In a course that I’ve taught on communicating competitive intelligence, I often put up a slide based on one developed by a client. The slide is literally papered with acronyms, abbreviations and other shorthand to the point where it is almost unintelligible. In fact, looking at it last time, I could not fully translate all of it for the class – and I had been involved in the research that generated this report!
The reason? In attempting to be a member of the in crowd, this individual, communicating with his/her peers at the client, made the presentation almost impossible to understand by (A) others outside the small circle involved with this project, and (B) others who might read it merely months later and not be intimately aware of the entire competitive scene at that precise moment.
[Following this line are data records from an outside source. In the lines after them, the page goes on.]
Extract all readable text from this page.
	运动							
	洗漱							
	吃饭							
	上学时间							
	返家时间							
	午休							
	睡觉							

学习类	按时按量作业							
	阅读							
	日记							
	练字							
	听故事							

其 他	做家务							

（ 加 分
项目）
To put it more accurately, once the document was prepared, it became virtually useless because it required someone to explain it. That is not the essence of communicating competitive intelligence. Your job is not to show your mastery of the English language, or a scientific discipline, or the slang used by the marketing or research and development departments. In fact, using acronyms and abbreviations can often conceal rather than reveal the essence of your intelligence findings.
In addition, you face another serious problem: the misuse of these arcane languages. For example, mistyping an acronym ATO as ATC or ITO is something that will slip past your spellchecker. But to your audience, it will either indicate an entirely different statement than the one you intended to make and/or indicate that, frankly, you do not know what you are talking about
“Speak English!’ said the Eaglet. ‘I don’t know the meaning of half those long words, and I don’t believe you do either!” ― Lewis Carroll, Alice in Wonderland.
It is better to err on the side of simplicity than to be viewed as a simpleton.